Thursday, 8 May 2008

Business Opportunity – The Mobility Value Chain - New Consumer & Industrial Structures for New Challenges & New Solutions

At the dawn of the electric car appears to break, 100 years after a previous false dawn, an array of new vehicles and business models have emerged. The banking community will be scoping the ‘electric terrain’ to identify specific opportunities, those debuted new-carmakers that offer most promise.
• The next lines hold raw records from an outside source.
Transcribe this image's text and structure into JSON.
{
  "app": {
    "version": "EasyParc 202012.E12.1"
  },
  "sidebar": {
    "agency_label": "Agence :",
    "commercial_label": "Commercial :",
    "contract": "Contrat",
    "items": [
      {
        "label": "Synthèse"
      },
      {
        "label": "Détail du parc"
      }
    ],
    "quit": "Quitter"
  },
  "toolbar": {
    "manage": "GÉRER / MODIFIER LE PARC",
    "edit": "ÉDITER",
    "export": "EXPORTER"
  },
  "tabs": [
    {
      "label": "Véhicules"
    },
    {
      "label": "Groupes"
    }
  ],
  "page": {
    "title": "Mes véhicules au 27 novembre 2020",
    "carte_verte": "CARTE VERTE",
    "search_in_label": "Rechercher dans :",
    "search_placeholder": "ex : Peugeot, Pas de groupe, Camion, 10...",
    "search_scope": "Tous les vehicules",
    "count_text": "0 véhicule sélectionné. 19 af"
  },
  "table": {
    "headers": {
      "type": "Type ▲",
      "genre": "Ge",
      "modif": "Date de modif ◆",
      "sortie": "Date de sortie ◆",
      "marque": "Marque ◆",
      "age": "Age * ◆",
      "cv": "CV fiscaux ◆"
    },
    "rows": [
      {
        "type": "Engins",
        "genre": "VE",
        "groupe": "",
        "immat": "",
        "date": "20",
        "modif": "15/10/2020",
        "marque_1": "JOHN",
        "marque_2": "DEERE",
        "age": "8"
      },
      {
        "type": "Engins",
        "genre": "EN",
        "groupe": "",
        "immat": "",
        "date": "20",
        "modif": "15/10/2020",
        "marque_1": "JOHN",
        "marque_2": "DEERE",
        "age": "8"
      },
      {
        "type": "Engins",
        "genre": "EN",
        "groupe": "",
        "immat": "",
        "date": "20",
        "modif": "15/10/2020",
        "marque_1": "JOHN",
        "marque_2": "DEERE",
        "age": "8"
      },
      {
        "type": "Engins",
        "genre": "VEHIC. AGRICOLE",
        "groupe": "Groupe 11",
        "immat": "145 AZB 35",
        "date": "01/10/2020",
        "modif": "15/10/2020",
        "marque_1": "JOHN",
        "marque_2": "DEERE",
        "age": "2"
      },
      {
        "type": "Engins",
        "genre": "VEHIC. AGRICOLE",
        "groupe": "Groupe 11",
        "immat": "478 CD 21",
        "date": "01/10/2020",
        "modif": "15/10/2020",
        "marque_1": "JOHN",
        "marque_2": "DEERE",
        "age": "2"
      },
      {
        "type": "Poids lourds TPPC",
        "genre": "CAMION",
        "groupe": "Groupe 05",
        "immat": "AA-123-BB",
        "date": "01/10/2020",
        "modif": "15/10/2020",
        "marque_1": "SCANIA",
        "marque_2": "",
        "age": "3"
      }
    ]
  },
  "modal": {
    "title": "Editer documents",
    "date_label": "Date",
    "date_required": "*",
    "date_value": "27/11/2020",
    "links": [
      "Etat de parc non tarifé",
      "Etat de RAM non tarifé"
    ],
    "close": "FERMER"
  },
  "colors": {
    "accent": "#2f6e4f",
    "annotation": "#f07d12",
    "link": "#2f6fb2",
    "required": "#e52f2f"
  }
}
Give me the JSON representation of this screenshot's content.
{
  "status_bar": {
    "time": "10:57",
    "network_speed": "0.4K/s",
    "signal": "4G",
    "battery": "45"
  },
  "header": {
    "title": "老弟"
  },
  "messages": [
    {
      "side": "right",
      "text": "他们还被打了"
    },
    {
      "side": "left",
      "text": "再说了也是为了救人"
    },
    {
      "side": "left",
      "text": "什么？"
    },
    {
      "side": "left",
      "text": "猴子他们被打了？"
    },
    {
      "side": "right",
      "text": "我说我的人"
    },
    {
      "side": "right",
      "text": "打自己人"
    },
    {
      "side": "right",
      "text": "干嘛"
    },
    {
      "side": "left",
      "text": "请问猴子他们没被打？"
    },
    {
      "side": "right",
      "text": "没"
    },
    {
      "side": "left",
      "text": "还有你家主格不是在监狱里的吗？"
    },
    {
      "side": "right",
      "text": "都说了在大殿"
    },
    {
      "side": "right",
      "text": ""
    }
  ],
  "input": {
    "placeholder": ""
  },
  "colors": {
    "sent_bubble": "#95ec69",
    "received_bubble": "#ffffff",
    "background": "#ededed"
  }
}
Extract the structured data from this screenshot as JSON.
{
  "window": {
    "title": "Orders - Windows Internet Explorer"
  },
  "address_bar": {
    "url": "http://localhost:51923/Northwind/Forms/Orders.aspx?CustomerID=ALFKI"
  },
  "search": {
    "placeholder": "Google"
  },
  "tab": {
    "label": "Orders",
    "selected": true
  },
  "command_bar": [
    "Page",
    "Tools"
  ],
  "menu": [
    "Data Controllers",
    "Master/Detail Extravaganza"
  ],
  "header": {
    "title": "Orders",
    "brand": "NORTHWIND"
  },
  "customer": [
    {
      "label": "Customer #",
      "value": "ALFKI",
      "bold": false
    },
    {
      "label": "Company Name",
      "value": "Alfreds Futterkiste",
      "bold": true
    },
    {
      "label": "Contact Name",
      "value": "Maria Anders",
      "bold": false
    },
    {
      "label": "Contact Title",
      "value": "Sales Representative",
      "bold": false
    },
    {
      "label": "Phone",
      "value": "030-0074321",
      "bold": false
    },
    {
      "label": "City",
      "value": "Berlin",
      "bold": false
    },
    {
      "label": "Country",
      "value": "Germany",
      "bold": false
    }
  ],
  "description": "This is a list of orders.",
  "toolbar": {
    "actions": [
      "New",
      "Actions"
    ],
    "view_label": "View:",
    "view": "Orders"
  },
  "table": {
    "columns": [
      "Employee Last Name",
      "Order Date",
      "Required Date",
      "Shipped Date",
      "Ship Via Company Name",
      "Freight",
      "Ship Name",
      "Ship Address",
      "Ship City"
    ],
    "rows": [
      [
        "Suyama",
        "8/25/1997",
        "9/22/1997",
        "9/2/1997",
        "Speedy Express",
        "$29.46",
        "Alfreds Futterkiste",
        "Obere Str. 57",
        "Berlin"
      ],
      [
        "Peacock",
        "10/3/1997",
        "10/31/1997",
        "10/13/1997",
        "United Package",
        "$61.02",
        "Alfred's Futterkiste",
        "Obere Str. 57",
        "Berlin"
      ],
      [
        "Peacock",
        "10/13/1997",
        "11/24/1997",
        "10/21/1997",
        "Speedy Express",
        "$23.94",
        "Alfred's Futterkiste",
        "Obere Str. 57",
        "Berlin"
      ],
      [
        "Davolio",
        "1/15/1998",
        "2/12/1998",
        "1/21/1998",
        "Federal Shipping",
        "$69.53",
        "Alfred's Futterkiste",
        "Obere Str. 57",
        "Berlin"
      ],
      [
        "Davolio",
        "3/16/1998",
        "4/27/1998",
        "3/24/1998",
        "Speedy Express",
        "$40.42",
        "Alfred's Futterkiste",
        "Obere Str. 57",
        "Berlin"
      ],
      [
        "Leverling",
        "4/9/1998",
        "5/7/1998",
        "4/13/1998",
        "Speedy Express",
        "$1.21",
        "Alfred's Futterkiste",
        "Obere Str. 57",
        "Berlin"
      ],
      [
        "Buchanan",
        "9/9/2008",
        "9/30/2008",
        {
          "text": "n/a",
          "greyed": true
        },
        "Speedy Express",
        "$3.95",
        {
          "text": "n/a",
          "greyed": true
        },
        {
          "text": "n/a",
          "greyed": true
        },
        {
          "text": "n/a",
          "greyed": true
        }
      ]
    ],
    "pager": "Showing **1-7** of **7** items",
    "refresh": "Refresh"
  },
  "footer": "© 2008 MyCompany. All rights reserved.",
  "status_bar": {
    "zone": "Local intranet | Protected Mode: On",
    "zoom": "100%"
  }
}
But beyond the singular world of new-energy cars, investment specialists should also look to the ‘inter-dependability’ of all mobility devices served electrically, and possibly construct a world of new, expanded functionality and associated business models.

The new green auto-makers are staking their plots across the vehicle segment and powertrain type landscape. Early ventures that we’ll witness either grow, fade, willingly consolidate or perhaps (as seen with the Tesla-Fisker IPR legal battle) hostile takeovers of product line and asset-base. [It could be postulated that Tesla seeks to use a legal win to gain a speedy route - via Fisker’s premium saloon – to realise its own WhiteStar proposal. Based on BMW platform it would provide Tesla with the massive key technologies alliance with a respected, advanced VM]

This is just one example of the dynamic new world, whether from engineering, organisational, M&A or IPR litigation standpoints. As the stable of emerging new-energy cars demonstrate, the once scoffed political, entrepreneurial and corporate will is gaining traction and more and more plots on the ‘electric car landscape’ will be claimed by minnows, populating the once barren region. Theoretically, the hussle and tussle of product and venture growth will attract the interests of traditional VMs (as we’ve seen with R&D companies becoming swallowed) and possibly additional interest from a new crop of brand-centric, multi-sector, multi-activity Brand Enterprises (eg Virgin to Easy.com to Apple to….perhaps even a Chinese name like Lenovo). The VC & PE backers would be happy to see their exit from what should be sizeable value-creation exercises, no doubt with post-sale retained interests, whether via trade sale, onward PE interests, newcomer brands or eventual latter-day IPO.

If that’s the basic picture for electric vehicle companies, what of the conjecture that these enterprises (one or more) could act as a central link in a new ‘electric-mobility-framework’, with an inherently meshed value-chain?

investment-auto-motives believes that if transportational aspect of the CO2 challenge is taken to a natural conclusion, that a full spectrum of electric mobility solutions would be the sine quo none of a forward thinking company; whether a reborn industrialist like GE (General Electric), a lifestyle brand group like Virgin, perhaps Sony looking for electrical device extensions or complete ambitious newcomer like Project Better Place. Indeed the optimum route could well be an amalgamation of 2 or more parties.

Given present-day and future forecasts of economic, geo-political and energy price/security conditions there are very good micro and macro reasons to see the emergence of the electric car against a bigger mobility backdrop, and the context for a conceptual electric mobility network at consumer level and relative framework at the industrial level.

This high-impact wave of change could be argued as invisibly underway, if indeed investment/commercial/academic decision-makers open their mindsets to see the inter-linked solutions base (or value chain) slowly emerging if one puts the electric mobility jigsaw together – from the personal through private and into mass transit: from the innovative Segway, to electric wheelchairs & buggies for the infirm, to electric assist bicycles, to e-mopeds, e-motorcycles, e-trikes, e-cars, e-trucks, e-buses, e-trams and e-trains….[but e-planes maybe on the distant horizon!]

Now at first glance, this may conjure-up images of a centrally planned, clinically sanitised, homogenius ‘Logans Run’ transport environment, but reactionary (and plainly unrealistic) populist ‘sci-fi’ visions apart, such a mechanically interlinked and functionally inter-meshed transport solutions would be the ideal for meeting the CO2 challenge.

However, from the current state of mobility fragmentation such theoretical idealism looks far off but that thought would be nirvana for progressive, ‘Silicon Valley-esque’ technology industrialists. From his/her viewpoint a singular electro-mechanical solution would provide massive opportunities for a raft of new customer products based on a technological & industrial convergence and massive economies of scale. Indeed the ‘mobility landscape’ could be exactingly cultivated.

As to whom the spoils of such a revolution could go depends greatly on those who seek a way forward in devising a plan and critically moulding the right technical basis (whether L-ion, Polymer-based or even advanced Ethanol packs) merged with manufacturing scale-ability for massive output. (Such a specific ‘electric energy’ start-point would obviously have major implications for the range of vehicle designs).

But nevertheless, it begs the question…”could an Elephant like General Electric jump to create inter-vehicle segways with the vision of finding a Better Place?”